AMY GOODMAN: What was the case that you represented, similar to this, where they were going after a reporter, ultimately killed a reporter?
SCOTT HORTON: He was shot.
AMY GOODMAN: Shot a reporter, who simply shows up at the scene. It’s very hard for U.S. journalists to do this. It mainly falls to Iraqi journalists.
SCOTT HORTON: That’s exactly right. It was Abdul Ameer Younis Hussein, who was a CBS photojournalist, who was dispatched to cover an incident in Mosul, was shot in the aftermath of the incident by a U.S. sharpshooter, was held by U.S. forces for one year. Finally, just in the last few days of that period, the U.S. brought charges against him. It went before an Iraqi judge, an Iraqi trial. I participated in his defense in the trial. The trial resulted in a complete acquittal, in fact with the trial judge saying, "This is not a case in which we had to weigh the evidence. There was no evidence against this man." So his incarceration was completely improper. He was at the scene of that incident on the instructions of his employer, based on a tip —
AMY GOODMAN: CBS.
SCOTT HORTON: CBS. Based on the tip received from two other wire agencies about what was going on there. And all that was confirmed and demonstrated to the military. It didn’t make any difference.
AMY GOODMAN: Wasn’t he also, it just so happens in that case — it was a Stryker vehicle, and Congress was weighing whether to fund the company?
SCOTT HORTON: That very week, in fact. And his shooting and the seizure of his materials prevented film footage of that Stryker, which was destroyed, being disseminated on CBS News. It would have been on the evening news that night.
AMY GOODMAN: And the point was, they said it was invulnerable, but that it had been blown up.
SCOTT HORTON: Absolutely correct.
AMY GOODMAN: We’re talking to Scott Horton, Chair of the International Law Committee at the New York Bar Association. I wanted to ask you about this latest headline in the Washington Post, reporting the Bush administration has told a federal judge that prisoners once held in secret CIA jails should never be able to reveal to their civilian attorneys details of how they were interrogated.
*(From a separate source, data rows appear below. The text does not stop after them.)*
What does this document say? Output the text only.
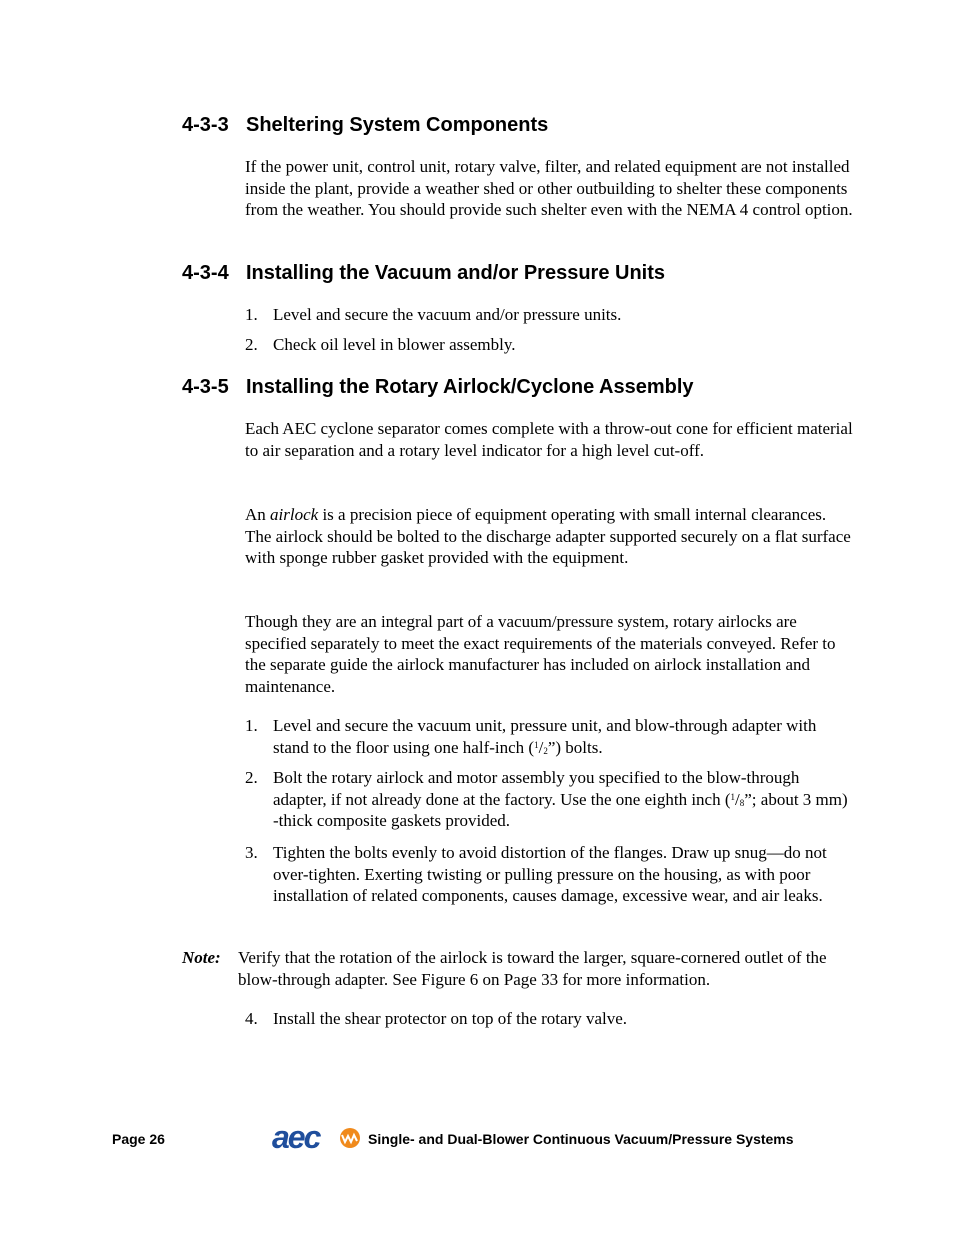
4-3-3 Sheltering System Components

If the power unit, control unit, rotary valve, filter, and related equipment are not installed inside the plant, provide a weather shed or other outbuilding to shelter these components from the weather. You should provide such shelter even with the NEMA 4 control option.

4-3-4 Installing the Vacuum and/or Pressure Units
1. Level and secure the vacuum and/or pressure units.
2. Check oil level in blower assembly.
4-3-5 Installing the Rotary Airlock/Cyclone Assembly

Each AEC cyclone separator comes complete with a throw-out cone for efficient material to air separation and a rotary level indicator for a high level cut-off.

An airlock is a precision piece of equipment operating with small internal clearances. The airlock should be bolted to the discharge adapter supported securely on a flat surface with sponge rubber gasket provided with the equipment.

Though they are an integral part of a vacuum/pressure system, rotary airlocks are specified separately to meet the exact requirements of the materials conveyed. Refer to the separate guide the airlock manufacturer has included on airlock installation and maintenance.

1. Level and secure the vacuum unit, pressure unit, and blow-through adapter with stand to the floor using one half-inch $(^1/_2”)$ bolts.
2. Bolt the rotary airlock and motor assembly you specified to the blow-through adapter, if not already done at the factory. Use the one eighth inch ($^1/_8$”; about 3 mm) -thick composite gaskets provided.
3. Tighten the bolts evenly to avoid distortion of the flanges. Draw up snug—do not over-tighten. Exerting twisting or pulling pressure on the housing, as with poor installation of related components, causes damage, excessive wear, and air leaks.
Note: Verify that the rotation of the airlock is toward the larger, square-cornered outlet of the blow-through adapter. See Figure 6 on Page 33 for more information.
4. Install the shear protector on top of the rotary valve.
Page 26	aec	Single- and Dual-Blower Continuous Vacuum/Pressure Systems
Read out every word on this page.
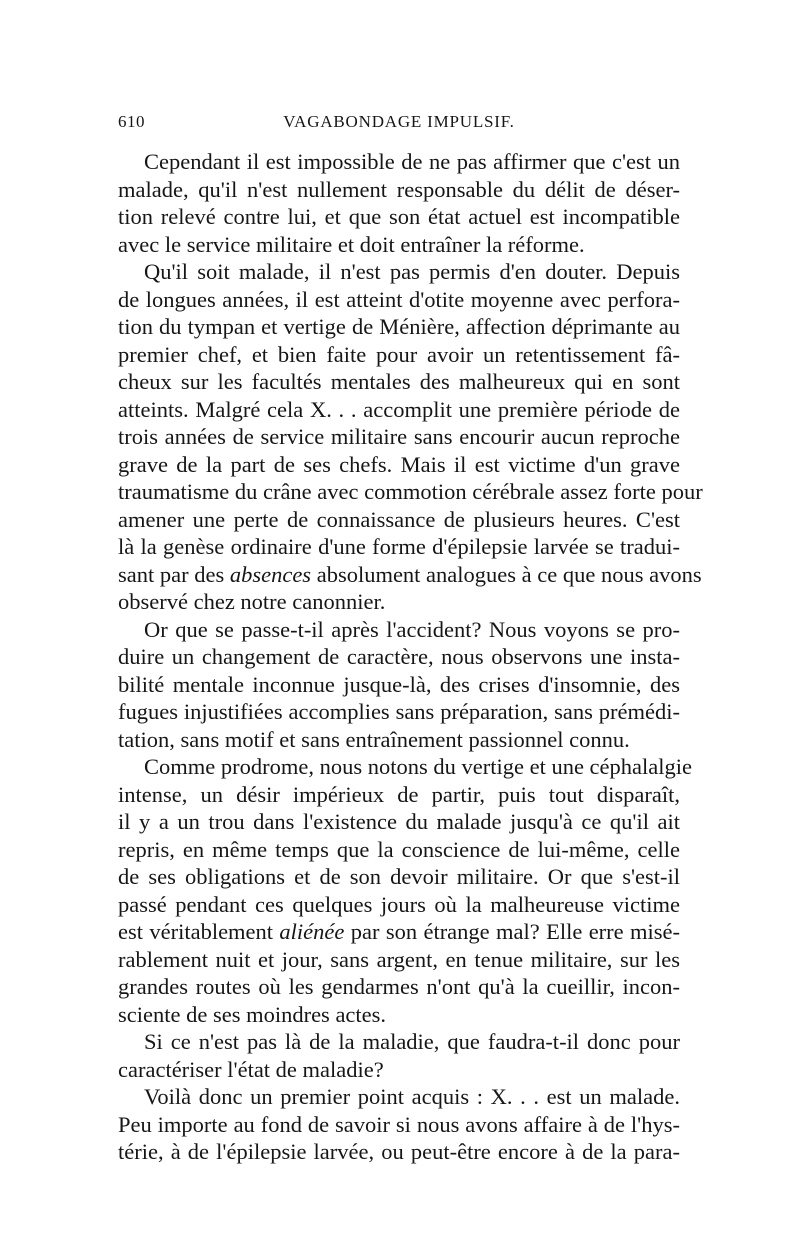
610	VAGABONDAGE IMPULSIF.
Cependant il est impossible de ne pas affirmer que c'est un
malade, qu'il n'est nullement responsable du délit de déser-
tion relevé contre lui, et que son état actuel est incompatible
avec le service militaire et doit entraîner la réforme.
Qu'il soit malade, il n'est pas permis d'en douter. Depuis
de longues années, il est atteint d'otite moyenne avec perfora-
tion du tympan et vertige de Ménière, affection déprimante au
premier chef, et bien faite pour avoir un retentissement fâ-
cheux sur les facultés mentales des malheureux qui en sont
atteints. Malgré cela X. . . accomplit une première période de
trois années de service militaire sans encourir aucun reproche
grave de la part de ses chefs. Mais il est victime d'un grave
traumatisme du crâne avec commotion cérébrale assez forte pour
amener une perte de connaissance de plusieurs heures. C'est
là la genèse ordinaire d'une forme d'épilepsie larvée se tradui-
sant par des absences absolument analogues à ce que nous avons
observé chez notre canonnier.
Or que se passe-t-il après l'accident? Nous voyons se pro-
duire un changement de caractère, nous observons une insta-
bilité mentale inconnue jusque-là, des crises d'insomnie, des
fugues injustifiées accomplies sans préparation, sans prémédi-
tation, sans motif et sans entraînement passionnel connu.
Comme prodrome, nous notons du vertige et une céphalalgie
intense, un désir impérieux de partir, puis tout disparaît,
il y a un trou dans l'existence du malade jusqu'à ce qu'il ait
repris, en même temps que la conscience de lui-même, celle
de ses obligations et de son devoir militaire. Or que s'est-il
passé pendant ces quelques jours où la malheureuse victime
est véritablement aliénée par son étrange mal? Elle erre misé-
rablement nuit et jour, sans argent, en tenue militaire, sur les
grandes routes où les gendarmes n'ont qu'à la cueillir, incon-
sciente de ses moindres actes.
Si ce n'est pas là de la maladie, que faudra-t-il donc pour
caractériser l'état de maladie?
Voilà donc un premier point acquis : X. . . est un malade.
Peu importe au fond de savoir si nous avons affaire à de l'hys-
térie, à de l'épilepsie larvée, ou peut-être encore à de la para-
SCOTT HORTON: Well, I think one of the hallmarks of tyrannical government is using security classifications to obscure their criminal conduct. It’s well worth thinking about that in the context of this case. What’s going on is an effort to impede the effective legal representation of defendants in criminal proceedings through the wielding of security classifications. These people are told that "what we did to you is classified top secret. Therefore, you may not talk about it."
Of course, what was done to them was a criminal act. The Supreme Court of the United States concluded in Hamdan that Common Article 3 and the standards on treatment of detainees apply to these detainees. The techniques that were used do not conform to Common Article 3. Therefore, they are grave breaches. Therefore, they are crimes under United States law and under international law. So, that is why an effort it being made to cloak that. And when the Department of Justice of the United States files papers with a federal court attempting to obscure criminal conduct, something has sunk very low in this process.
AMY GOODMAN: Finally, going back to the verdict for Saddam Hussein — death — the five-judge court found Saddam Hussein guilty of executing 148 Shia men and boys from the town of Dujail in 1982. It was a year later that Donald Rumsfeld, as an envoy for Reagan and Bush administration, went to Iraq, shook hands with Saddam Hussein to normalize relations.
SCOTT HORTON: That’s correct. And Donald Rumsfeld is reported to have assured him, "Don’t worry about all the talk coming from the United States about your human rights violations. We’re going to support you, and we’re going to offer you backup in your conflict with Iran."
AMY GOODMAN: Scott Horton, I want to thank you for being with us. Thank you, Chair of the International Law Committee at the New York Bar Association, member of the Iraqi Bar Association.